Grupo afirma trocar alimentação por luz
Médicos contestam teoria
da Folha Online
Ouvir falar de dietas e remédios milagrosos é frequente e normal. Um grupo pequeno de pessoas espalhadas pelo mundo, no entanto, tem feito barulho ao garantir que trocou a alimentação pela luz. Eles são seguidores da alimentação prânica, que significa captar a energia proveniente do sol, também conhecido como não-alimentação, e afirmam não precisar de comida para sobreviver.
Para viver da captação de luz solar, os adeptos da alimentação prânica -cujo número seria de cem no mundo- acreditam que a ingestão de alimentos se torna um “vício” que serve apenas para proporcionar prazer ao ser humano. Com isso, o corpo ficaria livre de toxinas.
Não há médicos ou nutricionistas entre eles, que se auto-intitulam metafísicos. Para profissionais consultados pela Folha Online, a simples exposição à luz não pode nutrir.
“É tão possível viver de luz quanto pegar um carro sem combustível e viajar com ele”, diz o oncologista Drauzio Varella. “Essas pessoas que dizem que ficam sem comer são mentirosas; lógico que elas comem.”
A filosofia da não-alimentação tem sido difundida no Brasil pela escritora Evelyn Levy Torrence, 39, que diz não se alimentar há quase dois anos. Junto do marido, o norte-americano Steve Torrence, Evelyn dá palestras sobre o assunto e garante que o corpo não precisa de comida porque é nutrido pela luz.
De acordo com a teoria, basta olhar para a luz e captar o prana, energia proveniente do sol. Recolhida pelos canais oculares, esta energia é transmitida para a glândula pituitária [responsável pela produção de hormônios]. A glândula, quando recebe a luz, entra em processo de vibração e ativa a pineal [responsável pela regulação dos ritmos biológicos]. “A pineal é a nossa maior antena. É ela que alimenta nosso corpo”, diz a escritora.
Para se iniciar na “doutrina”, segundo Evelyn, é preciso passar por um jejum de 21 dias. No final deste período, o “vício de comer” é eliminado, levando junto uma porção de toxinas e deixando o corpo mais “limpo” e sensível. “Não existe mais fome [depois do jejum]. Se uma pessoa que está sem alimentação coloca um biscoito na boca ou toma um suco, não é por fome, mas por puro prazer. Porque é gostoso, não por necessidade”, afirma Evelyn.
A escritora acredita que grande parte da energia fornecida pelos alimentos é gasta durante o processo de digestão. Como afirma não se alimentar, Evelyn diz que se sente muito mais disposta em relação ao período que comia normalmente. “Parece que sou ligada na tomada. Não paro um minuto. O fato de eu não comer não me deixou fraca nem indisposta.”
Teoria contestada
O endocrinologista e professor livre-docente da Faculdade de Medicina da USP (Universidade de São Paulo) Marcello Bronstein condena a prática porque, segundo ele, não existe base científica para a não-alimentação. O médico lança um desafio: “Por que eles não ensinam a população subnutrida a não morrer de fome? Minha posição é que não existe base médica nem física nisso”.

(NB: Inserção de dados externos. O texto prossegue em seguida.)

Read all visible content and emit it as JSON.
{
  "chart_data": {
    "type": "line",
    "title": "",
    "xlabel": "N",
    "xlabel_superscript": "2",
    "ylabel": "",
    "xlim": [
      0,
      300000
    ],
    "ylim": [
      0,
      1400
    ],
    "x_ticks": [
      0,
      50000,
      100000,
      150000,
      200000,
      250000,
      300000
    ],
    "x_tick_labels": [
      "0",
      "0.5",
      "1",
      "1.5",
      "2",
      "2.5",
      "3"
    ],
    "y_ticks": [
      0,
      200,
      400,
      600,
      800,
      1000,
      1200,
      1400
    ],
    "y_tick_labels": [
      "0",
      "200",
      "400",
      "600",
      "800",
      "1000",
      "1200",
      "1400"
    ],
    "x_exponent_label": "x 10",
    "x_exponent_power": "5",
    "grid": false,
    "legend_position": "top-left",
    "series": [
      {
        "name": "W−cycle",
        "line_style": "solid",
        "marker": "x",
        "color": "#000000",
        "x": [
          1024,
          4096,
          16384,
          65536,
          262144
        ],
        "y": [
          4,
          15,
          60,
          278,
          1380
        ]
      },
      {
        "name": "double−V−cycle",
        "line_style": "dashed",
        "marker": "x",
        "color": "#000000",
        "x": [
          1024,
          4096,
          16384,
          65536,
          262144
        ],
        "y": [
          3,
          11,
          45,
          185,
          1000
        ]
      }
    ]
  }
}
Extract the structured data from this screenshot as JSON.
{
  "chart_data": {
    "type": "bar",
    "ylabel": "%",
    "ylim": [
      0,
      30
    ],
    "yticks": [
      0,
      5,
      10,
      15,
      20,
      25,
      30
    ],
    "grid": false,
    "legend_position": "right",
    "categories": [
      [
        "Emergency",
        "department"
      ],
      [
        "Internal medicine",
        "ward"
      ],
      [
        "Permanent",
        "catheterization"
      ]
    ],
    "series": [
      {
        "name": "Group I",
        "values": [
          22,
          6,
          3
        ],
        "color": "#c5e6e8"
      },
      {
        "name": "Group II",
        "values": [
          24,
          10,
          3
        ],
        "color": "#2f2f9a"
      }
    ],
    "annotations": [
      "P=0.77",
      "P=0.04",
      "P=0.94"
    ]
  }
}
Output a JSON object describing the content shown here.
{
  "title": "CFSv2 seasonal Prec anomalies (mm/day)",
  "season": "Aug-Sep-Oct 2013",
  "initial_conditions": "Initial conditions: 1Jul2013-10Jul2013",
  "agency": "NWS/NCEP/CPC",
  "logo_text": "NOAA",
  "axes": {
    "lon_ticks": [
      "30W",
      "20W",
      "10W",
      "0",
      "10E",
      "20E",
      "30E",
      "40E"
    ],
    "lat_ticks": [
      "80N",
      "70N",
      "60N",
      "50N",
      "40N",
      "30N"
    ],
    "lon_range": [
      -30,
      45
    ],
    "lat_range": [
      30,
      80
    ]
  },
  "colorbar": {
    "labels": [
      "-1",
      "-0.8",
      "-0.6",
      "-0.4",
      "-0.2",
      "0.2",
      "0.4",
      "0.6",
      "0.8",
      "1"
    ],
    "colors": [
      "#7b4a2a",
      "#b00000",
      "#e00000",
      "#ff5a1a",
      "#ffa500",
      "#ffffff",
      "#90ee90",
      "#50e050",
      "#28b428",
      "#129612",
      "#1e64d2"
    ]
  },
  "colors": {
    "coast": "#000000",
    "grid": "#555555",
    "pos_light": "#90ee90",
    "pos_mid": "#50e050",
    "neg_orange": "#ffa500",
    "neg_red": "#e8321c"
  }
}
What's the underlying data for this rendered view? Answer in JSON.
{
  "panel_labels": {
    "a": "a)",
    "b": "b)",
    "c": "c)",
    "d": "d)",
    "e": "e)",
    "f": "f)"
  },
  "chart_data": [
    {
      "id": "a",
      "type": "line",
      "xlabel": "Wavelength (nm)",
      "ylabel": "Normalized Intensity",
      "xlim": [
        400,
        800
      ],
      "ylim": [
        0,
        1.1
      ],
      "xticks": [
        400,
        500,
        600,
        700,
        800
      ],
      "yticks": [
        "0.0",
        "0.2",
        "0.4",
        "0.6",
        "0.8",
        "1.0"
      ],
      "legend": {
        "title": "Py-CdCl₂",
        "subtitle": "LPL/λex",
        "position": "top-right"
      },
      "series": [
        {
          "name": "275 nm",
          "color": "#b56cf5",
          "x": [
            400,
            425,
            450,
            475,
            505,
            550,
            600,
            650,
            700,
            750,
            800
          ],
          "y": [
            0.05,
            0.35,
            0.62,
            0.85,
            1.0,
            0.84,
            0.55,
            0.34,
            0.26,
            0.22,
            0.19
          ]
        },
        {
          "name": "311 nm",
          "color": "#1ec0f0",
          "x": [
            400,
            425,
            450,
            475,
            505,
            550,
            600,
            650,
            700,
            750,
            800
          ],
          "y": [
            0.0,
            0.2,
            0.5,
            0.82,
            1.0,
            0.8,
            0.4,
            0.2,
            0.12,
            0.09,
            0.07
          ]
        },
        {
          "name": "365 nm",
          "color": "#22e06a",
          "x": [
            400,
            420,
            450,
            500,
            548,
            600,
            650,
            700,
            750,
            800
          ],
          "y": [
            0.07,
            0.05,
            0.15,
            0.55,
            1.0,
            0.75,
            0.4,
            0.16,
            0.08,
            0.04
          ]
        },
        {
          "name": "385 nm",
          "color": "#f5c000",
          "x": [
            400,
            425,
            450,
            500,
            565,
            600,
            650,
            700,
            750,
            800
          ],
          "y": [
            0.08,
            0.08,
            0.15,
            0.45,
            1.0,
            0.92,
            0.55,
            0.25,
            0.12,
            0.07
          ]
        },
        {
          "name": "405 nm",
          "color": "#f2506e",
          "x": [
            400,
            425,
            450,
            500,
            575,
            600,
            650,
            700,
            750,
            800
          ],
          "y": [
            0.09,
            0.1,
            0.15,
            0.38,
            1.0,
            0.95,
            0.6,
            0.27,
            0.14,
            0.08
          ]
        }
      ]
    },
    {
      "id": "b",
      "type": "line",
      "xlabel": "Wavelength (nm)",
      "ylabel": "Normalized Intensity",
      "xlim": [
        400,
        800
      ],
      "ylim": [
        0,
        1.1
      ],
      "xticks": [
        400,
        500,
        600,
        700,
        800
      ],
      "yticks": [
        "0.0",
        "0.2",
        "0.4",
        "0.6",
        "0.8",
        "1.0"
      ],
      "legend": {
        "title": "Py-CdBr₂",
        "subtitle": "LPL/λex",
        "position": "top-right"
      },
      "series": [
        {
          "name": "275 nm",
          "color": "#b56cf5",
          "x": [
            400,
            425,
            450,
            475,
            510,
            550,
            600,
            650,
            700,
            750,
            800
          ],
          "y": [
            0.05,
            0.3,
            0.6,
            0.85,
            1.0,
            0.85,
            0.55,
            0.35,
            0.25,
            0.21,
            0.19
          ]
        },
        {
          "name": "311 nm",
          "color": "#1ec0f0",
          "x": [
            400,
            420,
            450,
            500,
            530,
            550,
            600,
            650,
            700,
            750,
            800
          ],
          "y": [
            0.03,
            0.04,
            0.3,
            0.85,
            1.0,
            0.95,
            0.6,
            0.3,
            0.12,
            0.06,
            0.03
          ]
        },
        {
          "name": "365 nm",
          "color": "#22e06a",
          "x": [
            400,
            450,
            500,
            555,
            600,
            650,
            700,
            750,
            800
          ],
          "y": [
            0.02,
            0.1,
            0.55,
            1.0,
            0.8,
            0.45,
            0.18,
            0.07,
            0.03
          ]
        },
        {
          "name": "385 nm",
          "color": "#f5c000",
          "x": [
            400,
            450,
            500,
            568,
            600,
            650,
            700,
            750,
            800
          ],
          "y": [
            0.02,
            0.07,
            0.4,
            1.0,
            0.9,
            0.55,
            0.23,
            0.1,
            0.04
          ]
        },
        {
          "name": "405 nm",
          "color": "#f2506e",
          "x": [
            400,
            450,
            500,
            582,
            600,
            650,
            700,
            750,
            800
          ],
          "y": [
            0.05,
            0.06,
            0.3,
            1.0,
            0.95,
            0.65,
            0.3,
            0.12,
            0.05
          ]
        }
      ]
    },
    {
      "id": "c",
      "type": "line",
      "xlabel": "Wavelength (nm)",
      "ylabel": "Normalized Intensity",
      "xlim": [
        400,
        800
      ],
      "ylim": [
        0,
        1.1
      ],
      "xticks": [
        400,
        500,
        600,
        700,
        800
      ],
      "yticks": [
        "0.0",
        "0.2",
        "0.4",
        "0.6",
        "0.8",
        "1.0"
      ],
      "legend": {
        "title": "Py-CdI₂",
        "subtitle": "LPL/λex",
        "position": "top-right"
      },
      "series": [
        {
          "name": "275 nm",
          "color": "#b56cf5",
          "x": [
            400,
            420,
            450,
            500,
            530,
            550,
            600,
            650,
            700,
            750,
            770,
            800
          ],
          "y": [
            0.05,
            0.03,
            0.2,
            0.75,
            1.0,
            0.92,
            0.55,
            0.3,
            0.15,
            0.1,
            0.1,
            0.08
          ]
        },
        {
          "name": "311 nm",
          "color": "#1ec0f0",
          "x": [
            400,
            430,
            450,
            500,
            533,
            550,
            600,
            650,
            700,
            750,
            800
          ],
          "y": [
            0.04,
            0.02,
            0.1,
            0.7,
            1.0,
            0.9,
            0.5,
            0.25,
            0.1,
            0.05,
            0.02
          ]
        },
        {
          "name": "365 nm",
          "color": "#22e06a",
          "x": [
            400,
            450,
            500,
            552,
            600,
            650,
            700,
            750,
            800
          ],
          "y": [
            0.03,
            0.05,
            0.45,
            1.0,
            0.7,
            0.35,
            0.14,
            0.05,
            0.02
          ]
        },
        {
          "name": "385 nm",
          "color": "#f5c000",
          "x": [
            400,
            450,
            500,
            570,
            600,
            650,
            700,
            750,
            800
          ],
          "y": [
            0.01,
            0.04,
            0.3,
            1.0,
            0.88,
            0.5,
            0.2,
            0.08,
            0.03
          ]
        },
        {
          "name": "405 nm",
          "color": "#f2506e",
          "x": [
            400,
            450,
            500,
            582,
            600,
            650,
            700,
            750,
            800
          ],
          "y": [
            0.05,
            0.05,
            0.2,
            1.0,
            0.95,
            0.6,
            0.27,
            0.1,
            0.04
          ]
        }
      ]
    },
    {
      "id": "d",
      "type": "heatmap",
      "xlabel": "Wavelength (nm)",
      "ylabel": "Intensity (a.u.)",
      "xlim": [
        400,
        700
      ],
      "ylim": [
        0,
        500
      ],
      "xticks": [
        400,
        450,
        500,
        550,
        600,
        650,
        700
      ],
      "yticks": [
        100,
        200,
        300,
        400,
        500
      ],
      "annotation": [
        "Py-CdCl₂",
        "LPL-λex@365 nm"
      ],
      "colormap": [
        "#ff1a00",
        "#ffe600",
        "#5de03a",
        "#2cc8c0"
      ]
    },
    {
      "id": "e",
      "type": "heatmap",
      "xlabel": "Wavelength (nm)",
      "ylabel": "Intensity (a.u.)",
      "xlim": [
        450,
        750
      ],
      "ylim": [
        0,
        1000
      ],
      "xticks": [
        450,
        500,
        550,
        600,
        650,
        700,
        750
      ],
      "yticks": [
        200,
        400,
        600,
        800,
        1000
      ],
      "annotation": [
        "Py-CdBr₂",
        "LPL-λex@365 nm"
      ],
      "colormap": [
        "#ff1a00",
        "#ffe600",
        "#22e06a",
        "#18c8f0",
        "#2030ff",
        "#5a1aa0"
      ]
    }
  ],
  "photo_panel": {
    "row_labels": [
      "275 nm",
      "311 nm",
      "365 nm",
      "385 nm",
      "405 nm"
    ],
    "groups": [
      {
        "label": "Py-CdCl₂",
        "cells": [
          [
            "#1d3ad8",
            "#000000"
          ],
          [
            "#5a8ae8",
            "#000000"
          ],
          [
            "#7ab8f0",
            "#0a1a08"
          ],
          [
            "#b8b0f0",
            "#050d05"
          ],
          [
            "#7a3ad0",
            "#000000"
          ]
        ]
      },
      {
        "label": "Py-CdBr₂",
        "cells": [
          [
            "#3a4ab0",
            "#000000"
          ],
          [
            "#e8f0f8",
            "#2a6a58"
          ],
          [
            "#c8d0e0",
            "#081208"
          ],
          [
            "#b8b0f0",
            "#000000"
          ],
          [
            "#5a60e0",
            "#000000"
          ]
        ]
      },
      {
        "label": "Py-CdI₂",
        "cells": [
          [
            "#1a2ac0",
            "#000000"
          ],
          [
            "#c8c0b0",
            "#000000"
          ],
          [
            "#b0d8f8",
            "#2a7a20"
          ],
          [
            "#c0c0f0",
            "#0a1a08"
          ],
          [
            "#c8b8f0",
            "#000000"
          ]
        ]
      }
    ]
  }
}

A escritora Evelyn Levy Torrence rebate a afirmação do endocrinologista, dizendo que as pessoas miseráveis morrem porque não têm conhecimento do processo de captação da luz. “Se começarmos um trabalho hoje para ensinar quem não tem o que comer, vão chegar dois ou três endocrinologistas e dizer que somos loucos. Vão dizer que precisam de comida sim e darão uma migalha de pão. Eles são miseráveis e ignorantes, em quem vão acreditar?”, diz.
Anita Sachs, professora-titular de nutrição da Unifesp (Universidade Federal de São Paulo), diz que o alimento precisa existir porque, além de energia, oferece outros nutrientes ao organismo. “Só luz não fornece caloria. Isso é uma lenda”, afirma.
A nutricionista Miyoko Nakasato, do Incor (Instituto do Coração), também é adepta da mesma tese. “Os nutricionistas não são favoráveis a esse tipo de atitude. Não é possível manter a saúde quando se pára de comer. Tem que ter bom senso na alimentação.”